# Local Indices on Partitioned Tables

I wrote an article lately about a simple model to understand indices in databases. It may help to read the other article first.

In a data processing project I worked on, the data is put into an Oracle database. The data is queried differently based on questions to be answered. Even worth, the queries are not known upfront, so a quick enough access is to be provided for all kind of usage scenarios.

During the design phase some decisions were made based on the information at the time. As the main point of view onto the data was time series based, the decision was made to use partitioned tables with local indices based on the time stamps. In the aftermath, that was a mistake, which was corrected.

Let’s assume, we want to store two years of data and the partition key is based on the year and week. For instance week 50 in 2017 has  the partition key 1750. Let’s assume we store data now for 2016 and 2017, we need about 104 partitions with partition keys 1601, 1602, …, 1652, 1701, 1702, …1751 and 1752. For the sake of simplicity for the next calculations, we assume we have in total 100 partitions. Each partition has local indices on different fields.

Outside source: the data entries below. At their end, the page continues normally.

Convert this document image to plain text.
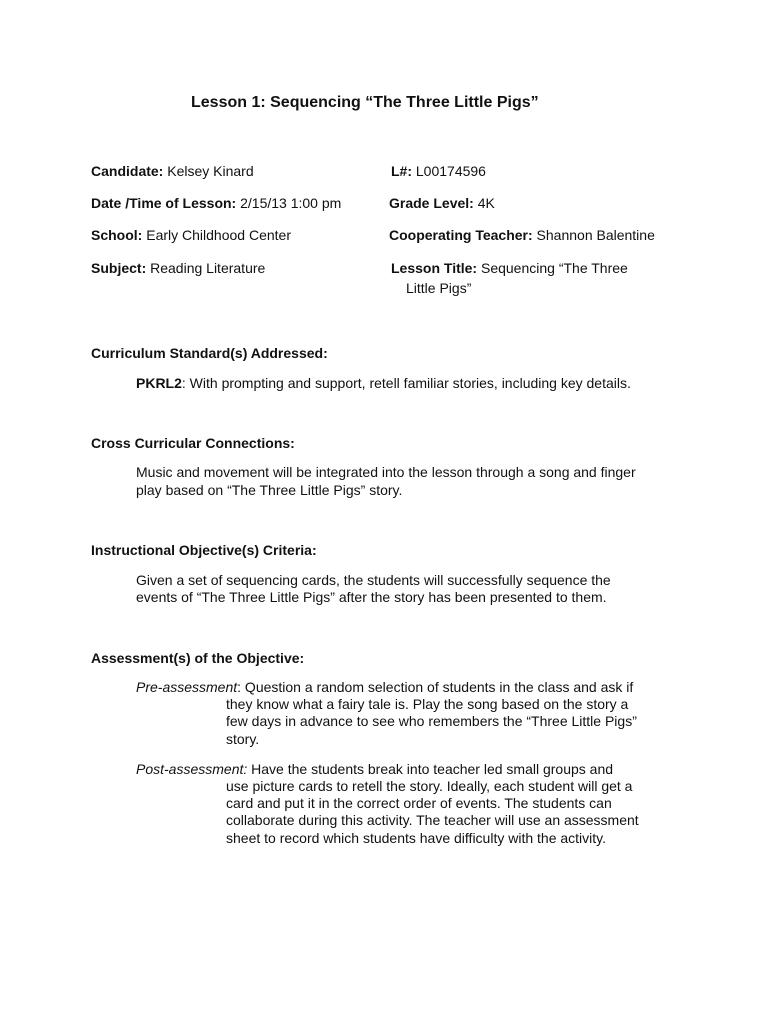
Lesson 1: Sequencing “The Three Little Pigs”
Candidate: Kelsey Kinard	L#: L00174596
Date /Time of Lesson: 2/15/13 1:00 pm	Grade Level: 4K
School: Early Childhood Center	Cooperating Teacher: Shannon Balentine
Subject: Reading Literature	Lesson Title: Sequencing “The Three
Little Pigs”
Curriculum Standard(s) Addressed:
PKRL2: With prompting and support, retell familiar stories, including key details.
Cross Curricular Connections:
Music and movement will be integrated into the lesson through a song and finger
play based on “The Three Little Pigs” story.
Instructional Objective(s) Criteria:
Given a set of sequencing cards, the students will successfully sequence the
events of “The Three Little Pigs” after the story has been presented to them.
Assessment(s) of the Objective:
Pre-assessment: Question a random selection of students in the class and ask if
they know what a fairy tale is. Play the song based on the story a
few days in advance to see who remembers the “Three Little Pigs”
story.
Post-assessment: Have the students break into teacher led small groups and
use picture cards to retell the story. Ideally, each student will get a
card and put it in the correct order of events. The students can
collaborate during this activity. The teacher will use an assessment
sheet to record which students have difficulty with the activity.
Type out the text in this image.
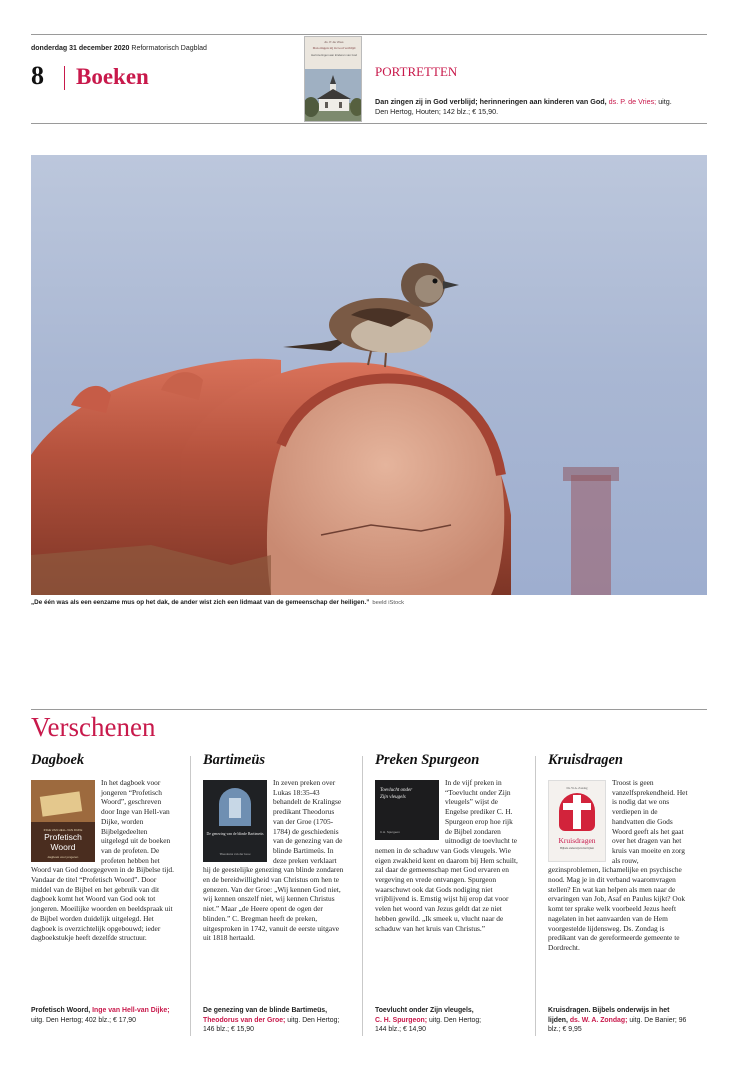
donderdag 31 december 2020 Reformatorisch Dagblad
8 Boeken
ds. P. de Vries
Dan zingen zij in God verblijd
Herinneringen aan kinderen van God
PORTRETTEN
Dan zingen zij in God verblijd; herinneringen aan kinderen van God, ds. P. de Vries; uitg.
Den Hertog, Houten; 142 blz.; € 15,90.
„De één was als een eenzame mus op het dak, de ander wist zich een lidmaat van de gemeenschap der heiligen.” beeld iStock
Verschenen
Dagboek
INGE VAN HELL-VAN DIJKE
Profetisch Woord
dagboek voor jongeren
In het dagboek voor jongeren “Profetisch Woord”, geschreven door Inge van Hell-van Dijke, worden Bijbelgedeelten uitgelegd uit de boeken van de profeten. De profeten hebben het Woord van God doorgegeven in de Bijbelse tijd. Vandaar de titel “Profetisch Woord”. Door middel van de Bijbel en het gebruik van dit dagboek komt het Woord van God ook tot jongeren. Moeilijke woorden en beeldspraak uit de Bijbel worden duidelijk uitgelegd. Het dagboek is overzichtelijk opgebouwd; ieder dagboekstukje heeft dezelfde structuur.
Profetisch Woord, Inge van Hell-van Dijke; uitg. Den Hertog; 402 blz.; € 17,90
Bartimeüs
De genezing van de blinde Bartimeüs
Theodorus van der Groe
In zeven preken over Lukas 18:35-43 behandelt de Kralingse predikant Theodorus van der Groe (1705-1784) de geschiedenis van de genezing van de blinde Bartimeüs. In deze preken verklaart hij de geestelijke genezing van blinde zondaren en de bereidwilligheid van Christus om hen te genezen. Van der Groe: „Wij kennen God niet, wij kennen onszelf niet, wij kennen Christus niet.” Maar „de Heere opent de ogen der blinden.” C. Bregman heeft de preken, uitgesproken in 1742, vanuit de eerste uitgave uit 1818 hertaald.
De genezing van de blinde Bartimeüs, Theodorus van der Groe; uitg. Den Hertog; 146 blz.; € 15,90
Preken Spurgeon
Toevlucht onder Zijn vleugels
C.H. Spurgeon
In de vijf preken in “Toevlucht onder Zijn vleugels” wijst de Engelse prediker C. H. Spurgeon erop hoe rijk de Bijbel zondaren uitnodigt de toevlucht te nemen in de schaduw van Gods vleugels. Wie eigen zwakheid kent en daarom bij Hem schuilt, zal daar de gemeenschap met God ervaren en vergeving en vrede ontvangen. Spurgeon waarschuwt ook dat Gods nodiging niet vrijblijvend is. Ernstig wijst hij erop dat voor velen het woord van Jezus geldt dat ze niet hebben gewild. „Ik smeek u, vlucht naar de schaduw van het kruis van Christus.”
Toevlucht onder Zijn vleugels,
C. H. Spurgeon; uitg. Den Hertog;
144 blz.; € 14,90
Kruisdragen
Ds. W.A. Zondag
Kruisdragen
Bijbels onderwijs in het lijden
Troost is geen vanzelfsprekendheid. Het is nodig dat we ons verdiepen in de handvatten die Gods Woord geeft als het gaat over het dragen van het kruis van moeite en zorg als rouw, gezinsproblemen, lichamelijke en psychische nood. Mag je in dit verband waaromvragen stellen? En wat kan helpen als men naar de ervaringen van Job, Asaf en Paulus kijkt? Ook komt ter sprake welk voorbeeld Jezus heeft nagelaten in het aanvaarden van de Hem voorgestelde lijdensweg. Ds. Zondag is predikant van de gereformeerde gemeente te Dordrecht.
Kruisdragen. Bijbels onderwijs in het lijden, ds. W. A. Zondag; uitg. De Banier; 96 blz.; € 9,95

What is wrong with this scenario now? As long as we can directly access the table with partition keys, there is nothing wrong. We can create selects like:

Oracle knows in which partition to look at and which index to use to find the name. But, what happens in case we want to look up the name for the whole time? The query could be something like:

In this case we get terribly slow. But why?

Let’s calculate the time characteristics in Big O Notation:

Let’s assume we have a total number of N samples in the whole time series. In trivial, unpartitioned case, without any additional index, we have the time characteristics:

t(N) = O(N)

If we put an index onto the table which can be utilized, we get a much better time characteristics of:

t(N) = O(log2(N))

That’s actually, why indices are used. The speedup S is :

S(N) = O(N) / O(log2(N)) ~ N / log2(N)

If N is only 1, there is not speedup at all, but for let’s say 1000 samples, the speedup is already about 100. That’s great.

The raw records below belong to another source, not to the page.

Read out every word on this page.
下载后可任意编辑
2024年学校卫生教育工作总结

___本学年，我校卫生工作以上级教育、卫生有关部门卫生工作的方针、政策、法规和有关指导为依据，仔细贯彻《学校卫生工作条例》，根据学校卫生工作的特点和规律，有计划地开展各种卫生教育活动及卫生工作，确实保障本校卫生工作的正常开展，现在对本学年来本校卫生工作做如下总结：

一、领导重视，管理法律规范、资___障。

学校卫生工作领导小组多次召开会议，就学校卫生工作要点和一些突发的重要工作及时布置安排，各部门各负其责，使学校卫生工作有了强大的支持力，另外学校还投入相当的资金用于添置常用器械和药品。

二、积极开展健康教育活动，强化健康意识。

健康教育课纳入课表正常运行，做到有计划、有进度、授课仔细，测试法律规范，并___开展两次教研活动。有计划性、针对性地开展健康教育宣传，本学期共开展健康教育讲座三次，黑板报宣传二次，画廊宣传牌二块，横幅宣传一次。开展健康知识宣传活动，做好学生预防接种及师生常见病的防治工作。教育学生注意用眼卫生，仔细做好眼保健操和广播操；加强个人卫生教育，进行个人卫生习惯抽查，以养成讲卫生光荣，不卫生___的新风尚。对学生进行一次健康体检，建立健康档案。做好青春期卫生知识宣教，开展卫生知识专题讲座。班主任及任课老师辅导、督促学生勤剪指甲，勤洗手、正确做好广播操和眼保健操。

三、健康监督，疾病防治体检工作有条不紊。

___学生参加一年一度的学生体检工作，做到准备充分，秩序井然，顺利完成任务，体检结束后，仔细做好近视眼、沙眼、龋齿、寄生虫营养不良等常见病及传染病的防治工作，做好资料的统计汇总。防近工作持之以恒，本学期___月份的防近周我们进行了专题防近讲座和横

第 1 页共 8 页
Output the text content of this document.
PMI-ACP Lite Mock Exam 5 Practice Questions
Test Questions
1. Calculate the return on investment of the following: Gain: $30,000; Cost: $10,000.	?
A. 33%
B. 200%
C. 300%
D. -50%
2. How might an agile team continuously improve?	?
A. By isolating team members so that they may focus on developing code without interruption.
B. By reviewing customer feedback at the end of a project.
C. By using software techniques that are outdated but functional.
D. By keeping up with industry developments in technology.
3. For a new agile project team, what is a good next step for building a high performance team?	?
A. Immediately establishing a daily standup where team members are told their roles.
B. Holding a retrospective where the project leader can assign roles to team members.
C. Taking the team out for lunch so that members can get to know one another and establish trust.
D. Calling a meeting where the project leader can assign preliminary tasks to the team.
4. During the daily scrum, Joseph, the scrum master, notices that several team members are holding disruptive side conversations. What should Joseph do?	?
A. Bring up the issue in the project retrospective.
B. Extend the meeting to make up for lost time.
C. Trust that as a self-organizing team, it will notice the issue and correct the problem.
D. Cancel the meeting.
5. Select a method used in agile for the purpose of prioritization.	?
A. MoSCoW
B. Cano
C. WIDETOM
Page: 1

But, what happens in case of partitioning? Let’s assume we have in total P partitions. If we can use the partition key only without any additional index, Oracle just accesses the one partition and we get a behavior of

t(N) = O(N/P)

with a total speedup of

S(N) = O(N) / O (N/P) ~ P

In our example above, this is a speed up of a factor of 100 resulting in a 1/100 of query time, because we only need to access 1/100th of the data. Not bad at all.

The same characteristics we can calculate with an additional index. In this case we get:

t(N) = O(log(N/P))

What happens now in case we search for name over the whole time series? Because, we need to read the whole table again over all partitions with a local index only, this comes down to:

t(N) = O(P * log(N/P))

The problem is, we have to look P times into each partition and can use the local index only. This is P time utilizing an index. Compared with an index on unpartitioned table or with a global index, the speed up is is much smaller that one. In our example above with 100 partitions, this leads to:

S(N) = O(log(N)) / O(100*log( N/100) ~ 1/ 100

The reason is that the partition number increases linearly, but the gain of the performance due to the index is increasing much slower.

This calculations show, that in cases of random access on partitioned tables, global indices are recommend to not slow down the queries.